What if there were an extended escrow, for example, one year or some other time constraint desired by the buyer and agreeable to the seller?

 Without the use of a somewhat unusual alternative that comes close to form over substance, and is not allowed on review, the choices for the seller are bleak under this stricter interpretation. Some alternatives might be:

  • Merge with another firm, develop a buyout agreement that will take effect in the future but allows the lawyer to both continue contributing both to the law and society (assuming the “buying” lawyer honors his commitment at the time of eventual retirement by the “seller”).
  • Do not sell and remain in practice until either death or closing the office doors at some future date.
  • Sell and leave the practice of law, then pursue some other activity until death occurs; whether this activity is of minimal interest or is interesting and exciting to the selling lawyer, it frequently fails to address the psychological issues of the selling type-A lawyer personality.

 These are bleak choices and, in my opinion, contrary to the spirit of what the ABA General Practice Section originally advocated for Rule 1.17.

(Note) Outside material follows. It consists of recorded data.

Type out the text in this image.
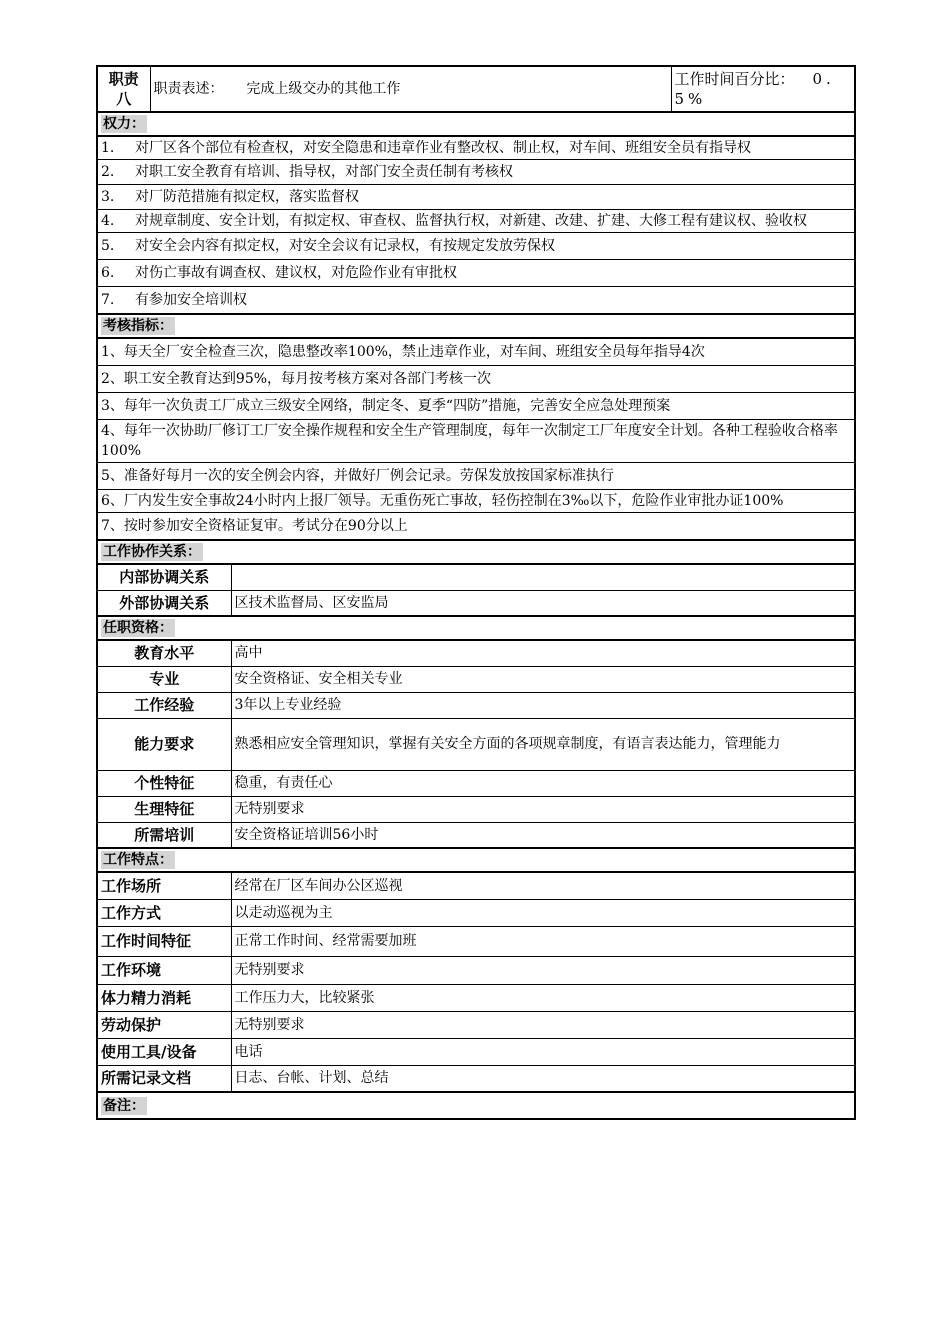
职责八	职责表述： 完成上级交办的其他工作		工作时间百分比： 0.5%
权力：			
1. 对厂区各个部位有检查权，对安全隐患和违章作业有整改权、制止权，对车间、班组安全员有指导权			
2. 对职工安全教育有培训、指导权，对部门安全责任制有考核权			
3. 对厂防范措施有拟定权，落实监督权			
4. 对规章制度、安全计划，有拟定权、审查权、监督执行权，对新建、改建、扩建、大修工程有建议权、验收权			
5. 对安全会内容有拟定权，对安全会议有记录权，有按规定发放劳保权			
6. 对伤亡事故有调查权、建议权，对危险作业有审批权			
7. 有参加安全培训权			
考核指标：			
1、每天全厂安全检查三次，隐患整改率100%，禁止违章作业，对车间、班组安全员每年指导4次			
2、职工安全教育达到95%，每月按考核方案对各部门考核一次			
3、每年一次负责工厂成立三级安全网络，制定冬、夏季“四防”措施，完善安全应急处理预案			
4、每年一次协助厂修订工厂安全操作规程和安全生产管理制度，每年一次制定工厂年度安全计划。各种工程验收合格率100%			
5、准备好每月一次的安全例会内容，并做好厂例会记录。劳保发放按国家标准执行			
6、厂内发生安全事故24小时内上报厂领导。无重伤死亡事故，轻伤控制在3‰以下，危险作业审批办证100%			
7、按时参加安全资格证复审。考试分在90分以上			
工作协作关系：			
内部协调关系			
外部协调关系		区技术监督局、区安监局	
任职资格：			
教育水平		高中	
专业		安全资格证、安全相关专业	
工作经验		3年以上专业经验	
能力要求		熟悉相应安全管理知识，掌握有关安全方面的各项规章制度，有语言表达能力，管理能力	
个性特征		稳重，有责任心	
生理特征		无特别要求	
所需培训		安全资格证培训56小时	
工作特点：			
工作场所		经常在厂区车间办公区巡视	
工作方式		以走动巡视为主	
工作时间特征		正常工作时间、经常需要加班	
工作环境		无特别要求	
体力精力消耗		工作压力大，比较紧张	
劳动保护		无特别要求	
使用工具/设备		电话	
所需记录文档		日志、台帐、计划、总结	
备注：			
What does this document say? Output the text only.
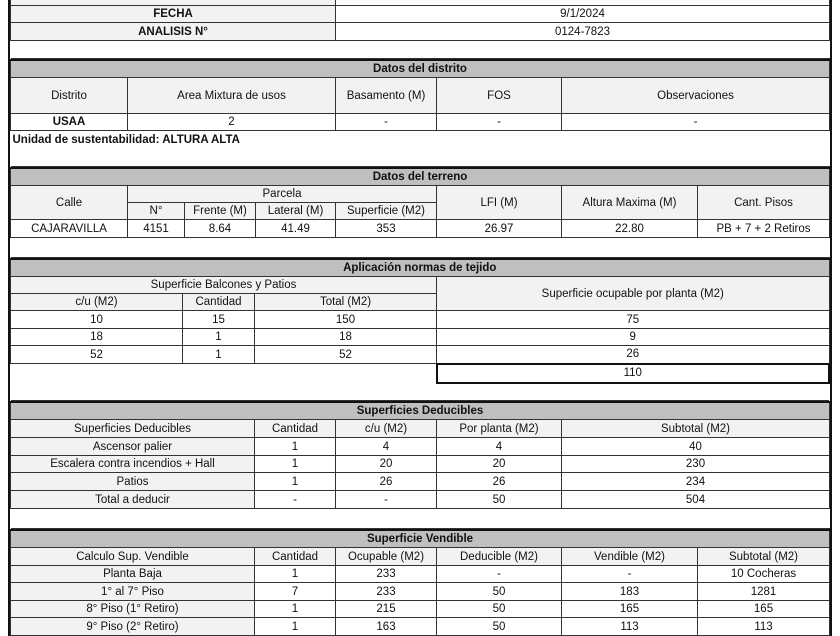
FECHA	9/1/2024
ANALISIS N°	0124-7823

Datos del distrito				
Distrito	Area Mixtura de usos	Basamento (M)	FOS	Observaciones
USAA	2	-	-	-
Unidad de sustentabilidad: ALTURA ALTA				
Datos del terreno							
Calle	Parcela				LFI (M)	Altura Maxima (M)	Cant. Pisos
	N°	Frente (M)	Lateral (M)	Superficie (M2)			
CAJARAVILLA	4151	8.64	41.49	353	26.97	22.80	PB + 7 + 2 Retiros

Aplicación normas de tejido			
Superficie Balcones y Patios			Superficie ocupable por planta (M2)
c/u (M2)	Cantidad	Total (M2)	
10	15	150	75
18	1	18	9
52	1	52	26
			110

Superficies Deducibles				
Superficies Deducibles	Cantidad	c/u (M2)	Por planta (M2)	Subtotal (M2)
Ascensor palier	1	4	4	40
Escalera contra incendios + Hall	1	20	20	230
Patios	1	26	26	234
Total a deducir	-	-	50	504

Superficie Vendible					
Calculo Sup. Vendible	Cantidad	Ocupable (M2)	Deducible (M2)	Vendible (M2)	Subtotal (M2)
Planta Baja	1	233	-	-	10 Cocheras
1° al 7° Piso	7	233	50	183	1281
8° Piso (1° Retiro)	1	215	50	165	165
9° Piso (2° Retiro)	1	163	50	113	113
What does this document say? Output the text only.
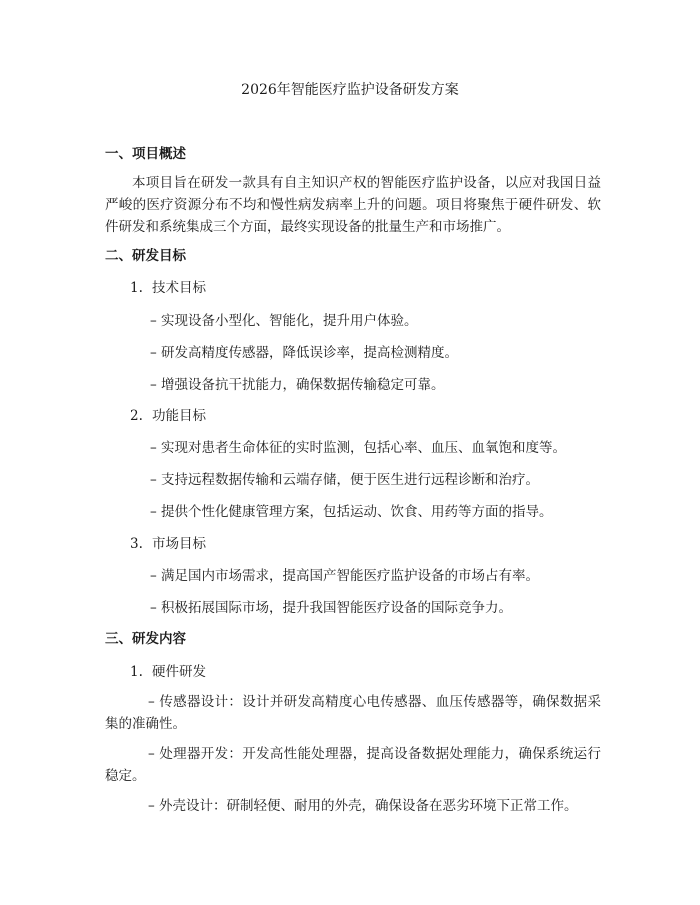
2026年智能医疗监护设备研发方案
一、项目概述
本项目旨在研发一款具有自主知识产权的智能医疗监护设备，以应对我国日益严峻的医疗资源分布不均和慢性病发病率上升的问题。项目将聚焦于硬件研发、软件研发和系统集成三个方面，最终实现设备的批量生产和市场推广。
二、研发目标
1. 技术目标
– 实现设备小型化、智能化，提升用户体验。
– 研发高精度传感器，降低误诊率，提高检测精度。
– 增强设备抗干扰能力，确保数据传输稳定可靠。
2. 功能目标
– 实现对患者生命体征的实时监测，包括心率、血压、血氧饱和度等。
– 支持远程数据传输和云端存储，便于医生进行远程诊断和治疗。
– 提供个性化健康管理方案，包括运动、饮食、用药等方面的指导。
3. 市场目标
– 满足国内市场需求，提高国产智能医疗监护设备的市场占有率。
– 积极拓展国际市场，提升我国智能医疗设备的国际竞争力。
三、研发内容
1. 硬件研发
– 传感器设计：设计并研发高精度心电传感器、血压传感器等，确保数据采集的准确性。
– 处理器开发：开发高性能处理器，提高设备数据处理能力，确保系统运行稳定。
– 外壳设计：研制轻便、耐用的外壳，确保设备在恶劣环境下正常工作。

The more reasonable interpretation should be that this rule was intended to assist retirement. And, yes, the sale is complete.

But, the lawyer should be entitled to work for the buyer in order to (1) assist in the transition of client relationships, (2) remain vibrant and contributing to his own well-being, and (3) contribute to the buyer’s interest in growing the practice.

Remember, we’re talking about a sale and retirement, usually of an older lawyer. We’re not talking about the sale of a law practice by a younger lawyer who might (the great fear projected onto the strawman buyer) open a competing practice across the road and steal back his former clients.

 Assuming the worst scenario and that the “warped” (no personal attack intended) Illinois interpretation of Rule 1.17 is valid, how might the parties deal with the desired sale and transfer of client relationships?

One way might be the form-versus-substance approach followed by many who lived in states not allowing a sale (Illinois was in this camp until recently): merger, with a buy/sell agreement.

Such a situation creates partners who can enforce an agreement of separation (sale of a partner interest). And, with the new provision in the rule allowing the sale of a practice area, it will be possible to sell part of the practice at an inflated price (to address the real worth of the full practice) with the idea of the balance of the practice being transferred at a later time when the lawyer wants to terminate his work regimen entirely, but at a lower price; the combination of the two would represent the actual full purchase price for the firm.

Ultimately it is the clients who benefit when they are smoothly transitioned to receive competent representation from a qualified buyer.